I’d walked as far as the pipey, an obsolete sewage pipe which discharged sewage straight into the sea and a landmark well known to Montrosians of an age with myself. The sky was pewter grey, the sea lumpy with a heavy surf breaking on the shore. At the top of St Cyrus Beach, to the north, spindrift cast a veil of fine mist over the shore.
Out to sea an oil support vessel and a cargo ship waited for the Montrose pilot to guide them up the approach of the River South Esk to a safe berth in the port. I watched a gull – probably a herring gull, but too far out to identify – being harried by a brown bird of similar size. It looked like an arctic skua up to its tricks of harassing the gull to regurgitate food which the skua then eats.
I associate skuas with the north and west of Scotland and I’m wondering if changes in weather patterns are attracting these birds south.
A family heirloom
A call from Hamish Watt, retired Montrose solicitor, took me into the town to collect my father’s cookery book. It’s strange how things land up in solicitors’ repositories as my father, also a solicitor, would have said.
My parents divorced and my father, who had never lifted a finger in the kitchen, found he had to look after himself. Calling on the experience and help of every housewife he knew, he set about writing his own cookery book. It assumes nothing and is written in the simplest style, reflecting the title Any Idiot Can Cook This Way. There is a recipe for breakfast, lunch and supper for every day of the year; menus for dinners; what to do with left-overs and much else.
Interspersed among the recipes are salutary admonitions: When I eats I sweats and when I wark I dees wi’ cauld, Spread the table and the quarrel will end, Better belly rive than guid meat spill.

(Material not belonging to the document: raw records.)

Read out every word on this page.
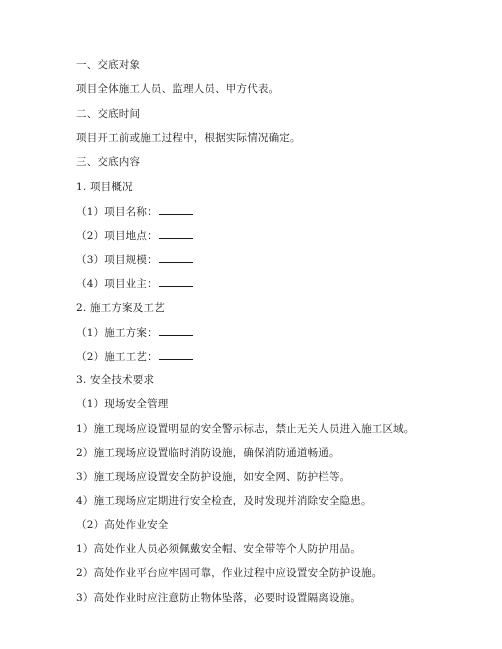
一、交底对象
项目全体施工人员、监理人员、甲方代表。
二、交底时间
项目开工前或施工过程中，根据实际情况确定。
三、交底内容
1. 项目概况
（1）项目名称：
（2）项目地点：
（3）项目规模：
（4）项目业主：
2. 施工方案及工艺
（1）施工方案：
（2）施工工艺：
3. 安全技术要求
（1）现场安全管理
1）施工现场应设置明显的安全警示标志，禁止无关人员进入施工区域。
2）施工现场应设置临时消防设施，确保消防通道畅通。
3）施工现场应设置安全防护设施，如安全网、防护栏等。
4）施工现场应定期进行安全检查，及时发现并消除安全隐患。
（2）高处作业安全
1）高处作业人员必须佩戴安全帽、安全带等个人防护用品。
2）高处作业平台应牢固可靠，作业过程中应设置安全防护设施。
3）高处作业时应注意防止物体坠落，必要时设置隔离设施。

The book runs to 191 typed pages and each of our children left home with a copy in their knapsack. It must have set them on the right road because, along with a dash of cookery osmosis from the Doyenne, all are excellent cooks. The book I picked up from Hamish looks to be one of the originals so it is something of a family heirloom. Father had thoughts of getting his cook book published and perhaps now is the time to look into this.
As the mornings get lighter the birdsong starts earlier. It starts around 5.15 with a blackbird’s fluid song, joined with a couple of thrushes and a small choir of garden songbirds. There’s a break for about an hour and the dawn chorus proper starts about 7 o’clock. Across the field, the rooks and the jackdaws tune up and Inka lets us know it’s time for us to get moving.